WMD was only a part — albeit an important part — of the security-threat case for removing Saddam. More importantly, it was not, by itself, sufficient to do what cried out to be done: establish a coherent nexus between our mission in Iraq and the wider war on terror.
...the administration was overly narrow in emphasizing WMD prior to the war, and neglected to highlight the evidence (which has gotten only stronger over time) that Saddam had been cultivating jihadist groups (including al Qaeda) since the early 1990s. The problem was not just that Saddam might use WMD; it was that (a) he had strong enough ties to jihadist groups that it was plausible that he would supply them with WMD capability, and (b) wholly apart from WMD, it was plausible he would aid and abet jihadist groups in the ways only a state sponsor can — the wherewithal that allows a terror network to project power on the scale of a nation-state.
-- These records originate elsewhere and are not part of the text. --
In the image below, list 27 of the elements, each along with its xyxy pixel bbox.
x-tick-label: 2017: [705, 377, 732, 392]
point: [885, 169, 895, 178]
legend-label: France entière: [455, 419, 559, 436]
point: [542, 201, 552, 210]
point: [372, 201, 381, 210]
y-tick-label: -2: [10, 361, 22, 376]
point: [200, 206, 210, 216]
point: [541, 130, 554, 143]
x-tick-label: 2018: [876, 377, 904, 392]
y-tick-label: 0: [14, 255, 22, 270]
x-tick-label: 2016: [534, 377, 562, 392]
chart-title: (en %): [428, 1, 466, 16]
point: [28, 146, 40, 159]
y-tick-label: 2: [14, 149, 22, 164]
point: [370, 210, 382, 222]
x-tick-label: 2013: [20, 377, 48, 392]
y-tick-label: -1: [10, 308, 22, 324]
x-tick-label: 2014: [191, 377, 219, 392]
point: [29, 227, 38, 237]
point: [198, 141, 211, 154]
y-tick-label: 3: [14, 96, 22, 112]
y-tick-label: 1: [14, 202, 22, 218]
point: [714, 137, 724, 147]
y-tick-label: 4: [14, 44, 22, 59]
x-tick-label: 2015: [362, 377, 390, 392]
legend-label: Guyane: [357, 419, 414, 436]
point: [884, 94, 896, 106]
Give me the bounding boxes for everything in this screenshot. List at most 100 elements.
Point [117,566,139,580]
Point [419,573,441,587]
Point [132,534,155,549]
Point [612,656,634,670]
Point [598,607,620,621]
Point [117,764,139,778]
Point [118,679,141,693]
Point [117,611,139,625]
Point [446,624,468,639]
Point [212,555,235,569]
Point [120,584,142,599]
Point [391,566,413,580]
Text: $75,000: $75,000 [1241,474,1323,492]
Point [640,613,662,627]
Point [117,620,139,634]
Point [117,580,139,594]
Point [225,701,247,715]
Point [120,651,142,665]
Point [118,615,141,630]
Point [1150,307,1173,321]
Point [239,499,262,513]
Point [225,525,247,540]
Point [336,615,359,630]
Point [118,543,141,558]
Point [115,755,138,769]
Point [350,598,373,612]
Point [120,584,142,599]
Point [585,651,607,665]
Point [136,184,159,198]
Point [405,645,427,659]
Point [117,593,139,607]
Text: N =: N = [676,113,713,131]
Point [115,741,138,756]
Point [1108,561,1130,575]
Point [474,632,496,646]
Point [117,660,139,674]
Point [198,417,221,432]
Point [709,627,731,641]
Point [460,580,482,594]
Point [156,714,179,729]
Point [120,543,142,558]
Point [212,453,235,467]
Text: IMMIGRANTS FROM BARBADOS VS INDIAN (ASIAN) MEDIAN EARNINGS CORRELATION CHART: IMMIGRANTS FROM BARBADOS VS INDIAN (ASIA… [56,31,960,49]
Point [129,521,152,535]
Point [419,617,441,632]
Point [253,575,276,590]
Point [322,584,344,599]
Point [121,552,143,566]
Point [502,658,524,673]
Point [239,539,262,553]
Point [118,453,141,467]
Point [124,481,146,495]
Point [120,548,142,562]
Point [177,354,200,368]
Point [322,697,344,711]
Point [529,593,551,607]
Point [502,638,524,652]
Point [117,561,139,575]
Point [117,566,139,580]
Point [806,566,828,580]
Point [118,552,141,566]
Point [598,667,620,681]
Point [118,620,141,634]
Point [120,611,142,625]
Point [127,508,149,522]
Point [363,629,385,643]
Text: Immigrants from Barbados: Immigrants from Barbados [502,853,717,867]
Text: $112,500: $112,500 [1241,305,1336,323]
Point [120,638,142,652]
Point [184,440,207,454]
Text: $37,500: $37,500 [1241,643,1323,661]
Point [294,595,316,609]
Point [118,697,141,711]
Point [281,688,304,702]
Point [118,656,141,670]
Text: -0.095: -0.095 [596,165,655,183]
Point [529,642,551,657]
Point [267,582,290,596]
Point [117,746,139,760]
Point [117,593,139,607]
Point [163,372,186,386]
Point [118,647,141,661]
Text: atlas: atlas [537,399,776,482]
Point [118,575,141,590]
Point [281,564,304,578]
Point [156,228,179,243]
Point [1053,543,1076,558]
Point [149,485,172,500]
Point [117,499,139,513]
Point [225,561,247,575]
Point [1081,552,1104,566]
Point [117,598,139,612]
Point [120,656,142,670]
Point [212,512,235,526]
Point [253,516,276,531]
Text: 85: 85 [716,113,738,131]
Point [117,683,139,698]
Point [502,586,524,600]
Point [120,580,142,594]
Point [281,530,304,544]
Post-invasion, when we did not find the anticipated stockpiles of WMD (notwithstanding that what we did find was alarming), the over-emphasis on WMD enabled the Left to concoct a smear that the invasion was unjustified, that it was built on a lie, and therefore that the cause was not righteous. Despite the fact that jihadists had been operating in Iraq long before the invasion and that Osama bin Laden himself was urging Iraq as the central front in a global war, the Left convinced many Americans that Iraq was a foolish "distraction" from the "real" war on terror in Afghanistan (which war, it bears observing, the Left would also be attacking if there were no Iraq).